Crypto prices can move rapidly in minutes due to order-book imbalances, algorithmic trading, and breaking news; markets that resolve over 15 minutes emphasize those drivers rather than long-term fundamentals. The event is listed on KALSHI and currently shows no recorded trading volume and a closing time that is TBD, so details about the official start/settlement window should be confirmed on the market page.
Prediction market prices are a real-time aggregation of participants' views; treat them as a short-term sentiment signal, not a guarantee. Because this is a very short-duration crypto event, price moves can be abrupt and driven by a few participants or technical factors.
It asks whether the asset identified as HYPE will trade at or reach the price $39.0171 within a 15-minute measurement window; the market resolves according to KALSHI’s stated settlement rules for that underlying and window.

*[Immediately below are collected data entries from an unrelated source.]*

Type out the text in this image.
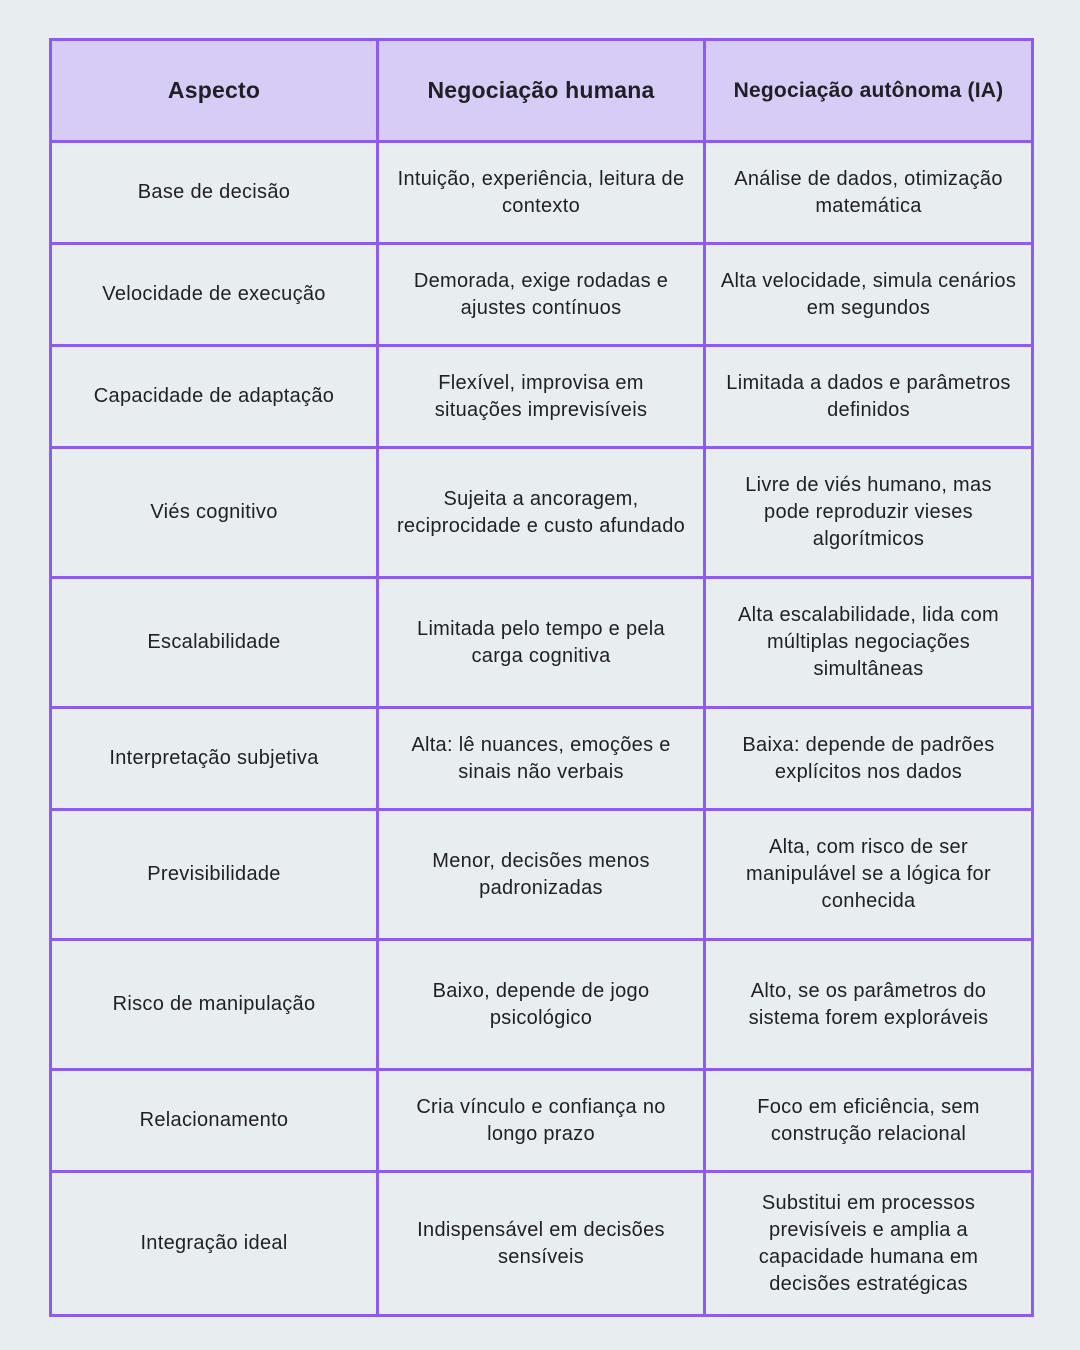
Aspecto	Negociação humana	Negociação autônoma (IA)
Base de decisão	Intuição, experiência, leitura de contexto	Análise de dados, otimização matemática
Velocidade de execução	Demorada, exige rodadas e ajustes contínuos	Alta velocidade, simula cenários em segundos
Capacidade de adaptação	Flexível, improvisa em situações imprevisíveis	Limitada a dados e parâmetros definidos
Viés cognitivo	Sujeita a ancoragem, reciprocidade e custo afundado	Livre de viés humano, mas pode reproduzir vieses algorítmicos
Escalabilidade	Limitada pelo tempo e pela carga cognitiva	Alta escalabilidade, lida com múltiplas negociações simultâneas
Interpretação subjetiva	Alta: lê nuances, emoções e sinais não verbais	Baixa: depende de padrões explícitos nos dados
Previsibilidade	Menor, decisões menos padronizadas	Alta, com risco de ser manipulável se a lógica for conhecida
Risco de manipulação	Baixo, depende de jogo psicológico	Alto, se os parâmetros do sistema forem exploráveis
Relacionamento	Cria vínculo e confiança no longo prazo	Foco em eficiência, sem construção relacional
Integração ideal	Indispensável em decisões sensíveis	Substitui em processos previsíveis e amplia a capacidade humana em decisões estratégicas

The market page should list the official start and close times; because the event currently shows 'Closes: TBD,' you must check the market details on KALSHI for the precise start timestamp and any updates to the closing schedule.
Settlement depends on KALSHI’s chosen reference price methodology (for example, a specific exchange feed, midpoint, or time-weighted average) and the exact interpretation of 'reach' in their rules; read the market’s settlement specification to know whether a single tick, trade, or averaged price counts.
High-frequency traders and arbitrage bots, active day traders, exchange market makers, and any large holder executing a timed order are the most likely to move the price over such a short interval.
Consider low on-platform volume (which increases manipulation and slippage risk), ambiguity in settlement source/timestamp, exchange-level outages or stale feeds, transaction costs, and the fact that single large orders or bots can produce transient price spikes that may or may not count toward settlement.